AIM is publicly available, and the Baylor Genetics team is excited for other researchers to begin using it, as their tests and discoveries will help further refine the program.
One researcher who is currently using AIM is Michael Wangler, associate professor of molecular and human genetics at Baylor College of Medicine, from which Baylor Genetics was spun out in 2015.
Wangler said in an email that he uses AIM in research related to the Community Texome Project, a program funded by the National Human Genome Research Institute (NHGRI) that aims to make genomic medicine more accessible and useful for underserved minority communities in Texas.
"We use the software primarily in cases where there is no diagnostic finding from exome [data] and we are trying to drive gene discovery by finding new gene candidates," he said.

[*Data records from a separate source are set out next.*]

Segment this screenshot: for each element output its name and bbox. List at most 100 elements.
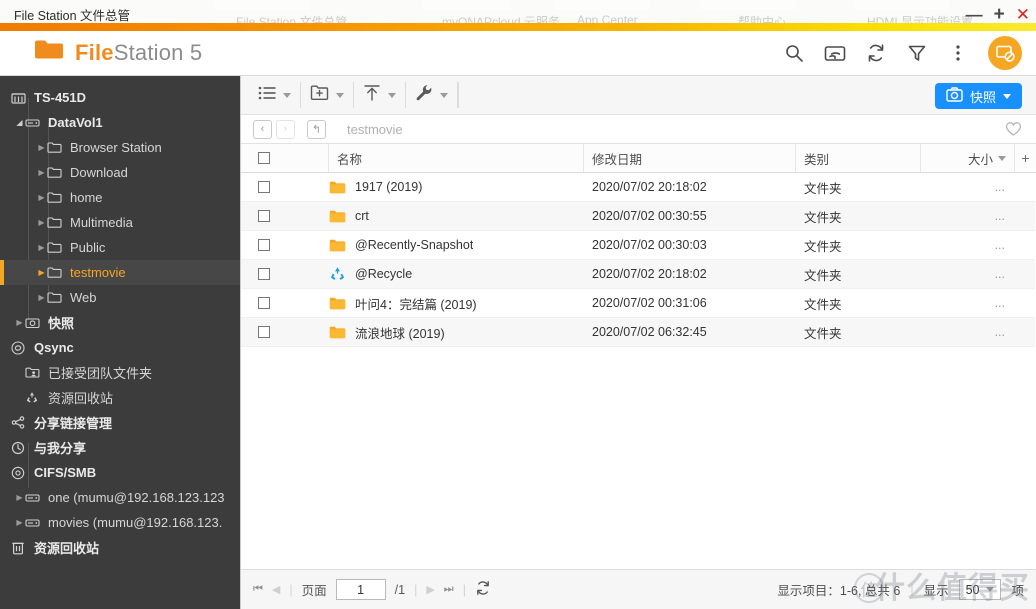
up-button[interactable]: ↰ (307, 120, 326, 139)
file-name-cell[interactable]: 1917 (2019) (329, 173, 584, 202)
row-select-cell[interactable] (241, 173, 329, 202)
table-row[interactable]: 流浪地球 (2019)2020/07/02 06:32:45文件夹... (241, 318, 1036, 347)
sidebar-item-testmovie[interactable]: ▶testmovie (0, 260, 240, 285)
page-size-select[interactable]: 50 (959, 579, 1002, 600)
row-select-cell[interactable] (241, 289, 329, 318)
sidebar-item-public[interactable]: ▶Public (0, 235, 240, 260)
folder-icon (329, 209, 346, 224)
file-type-cell: 文件夹 (796, 289, 921, 318)
table-row[interactable]: 叶问4：完结篇 (2019)2020/07/02 00:31:06文件夹... (241, 289, 1036, 318)
background-tab (423, 0, 511, 10)
sidebar-item-[interactable]: 资源回收站 (0, 385, 240, 410)
list-view-icon (258, 86, 276, 105)
snapshot-button[interactable]: 快照 (935, 83, 1022, 109)
chevron-right-icon: ▶ (36, 194, 47, 202)
new-tab-button[interactable]: + (994, 5, 1005, 24)
sidebar-item-qsync[interactable]: Qsync (0, 335, 240, 360)
remote-screen-icon[interactable] (988, 36, 1022, 70)
row-checkbox[interactable] (258, 297, 270, 309)
sidebar-item-download[interactable]: ▶Download (0, 160, 240, 185)
table-row[interactable]: crt2020/07/02 00:30:55文件夹... (241, 202, 1036, 231)
file-name-cell[interactable]: 叶问4：完结篇 (2019) (329, 289, 584, 318)
sidebar-item-[interactable]: 分享链接管理 (0, 410, 240, 435)
sidebar-item-web[interactable]: ▶Web (0, 285, 240, 310)
file-name-cell[interactable]: @Recently-Snapshot (329, 231, 584, 260)
row-checkbox[interactable] (258, 268, 270, 280)
row-checkbox[interactable] (258, 181, 270, 193)
team-folder-icon (25, 366, 44, 379)
row-checkbox[interactable] (258, 239, 270, 251)
sidebar-item-ts-451d[interactable]: TS-451D (0, 85, 240, 110)
next-page-button[interactable]: ▶ (426, 583, 434, 596)
file-name-cell[interactable]: crt (329, 202, 584, 231)
chevron-down-icon (1003, 94, 1011, 99)
sidebar-item-browser-station[interactable]: ▶Browser Station (0, 135, 240, 160)
first-page-button[interactable]: ⏮ (253, 583, 263, 596)
breadcrumb[interactable]: testmovie (347, 122, 403, 137)
row-select-cell[interactable] (241, 231, 329, 260)
last-page-button[interactable]: ⏭ (444, 583, 454, 596)
more-vertical-icon[interactable] (947, 42, 969, 64)
row-select-cell[interactable] (241, 318, 329, 347)
minimize-button[interactable]: — (966, 6, 983, 23)
file-list[interactable]: 1917 (2019)2020/07/02 20:18:02文件夹...crt2… (241, 173, 1036, 347)
file-date-cell: 2020/07/02 20:18:02 (584, 260, 796, 289)
refresh-icon[interactable] (475, 580, 491, 599)
row-select-cell[interactable] (241, 260, 329, 289)
refresh-icon[interactable] (865, 42, 887, 64)
volume-icon (25, 516, 44, 529)
prev-page-button[interactable]: ◀ (272, 583, 280, 596)
back-button[interactable]: ‹ (253, 120, 272, 139)
filter-icon[interactable] (906, 42, 928, 64)
upload-button[interactable] (354, 82, 406, 108)
chevron-down-icon (336, 93, 344, 98)
table-row[interactable]: 1917 (2019)2020/07/02 20:18:02文件夹... (241, 173, 1036, 202)
row-checkbox[interactable] (258, 326, 270, 338)
page-total: /1 (395, 583, 405, 597)
select-all-header[interactable] (241, 144, 329, 173)
sidebar-item-one-mumu-192-168-123-123[interactable]: ▶one (mumu@192.168.123.123 (0, 485, 240, 510)
table-row[interactable]: @Recycle2020/07/02 20:18:02文件夹... (241, 260, 1036, 289)
volume-icon (25, 491, 44, 504)
file-type-cell: 文件夹 (796, 260, 921, 289)
select-all-checkbox[interactable] (258, 152, 270, 164)
forward-button[interactable]: › (276, 120, 295, 139)
row-select-cell[interactable] (241, 202, 329, 231)
sidebar-item-home[interactable]: ▶home (0, 185, 240, 210)
sidebar-item-[interactable]: ▶快照 (0, 310, 240, 335)
add-column-button[interactable]: + (1015, 144, 1036, 173)
tools-button[interactable] (406, 82, 458, 108)
page-input[interactable] (336, 579, 386, 600)
sidebar-item-[interactable]: 资源回收站 (0, 535, 240, 560)
sidebar-item-multimedia[interactable]: ▶Multimedia (0, 210, 240, 235)
sidebar-item-[interactable]: 已接受团队文件夹 (0, 360, 240, 385)
sidebar-item-label: 资源回收站 (30, 538, 99, 557)
sidebar-item-[interactable]: 与我分享 (0, 435, 240, 460)
view-mode-button[interactable] (241, 82, 301, 108)
file-name-cell[interactable]: @Recycle (329, 260, 584, 289)
new-folder-icon (310, 84, 329, 106)
create-folder-button[interactable] (301, 82, 354, 108)
sidebar-item-datavol1[interactable]: ◢DataVol1 (0, 110, 240, 135)
sidebar[interactable]: TS-451D◢DataVol1▶Browser Station▶Downloa… (0, 76, 240, 609)
file-type-cell: 文件夹 (796, 231, 921, 260)
sidebar-item-movies-mumu-192-168-123[interactable]: ▶movies (mumu@192.168.123. (0, 510, 240, 535)
file-name-cell[interactable]: 流浪地球 (2019) (329, 318, 584, 347)
close-button[interactable]: ✕ (1016, 6, 1030, 23)
heart-icon[interactable] (1005, 121, 1022, 142)
sidebar-item-cifs-smb[interactable]: CIFS/SMB (0, 460, 240, 485)
search-icon[interactable] (783, 42, 805, 64)
column-header-date[interactable]: 修改日期 (584, 144, 796, 173)
column-header-size[interactable]: 大小 (921, 144, 1015, 173)
table-row[interactable]: @Recently-Snapshot2020/07/02 00:30:03文件夹… (241, 231, 1036, 260)
cast-icon[interactable] (824, 42, 846, 64)
folder-icon (329, 325, 346, 340)
chevron-right-icon: ▶ (36, 219, 47, 227)
sidebar-item-label: 快照 (44, 313, 74, 332)
column-header-name[interactable]: 名称 (329, 144, 584, 173)
row-checkbox[interactable] (258, 210, 270, 222)
sidebar-item-label: DataVol1 (44, 115, 103, 130)
file-date-cell: 2020/07/02 06:32:45 (584, 318, 796, 347)
column-header-type[interactable]: 类别 (796, 144, 921, 173)
shared-with-me-icon (11, 441, 30, 455)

In the meantime, Liu's team plans to further develop the tool. "We hope more and more users will join the community and give us feedback to improve AIM," he said.
According to the article describing AIM, it has several limitations, including not being able to analyze structural and copy number variants. It was also mainly trained on cases with coding variants from exome sequencing studies, limiting its ability to prioritize noncoding variants.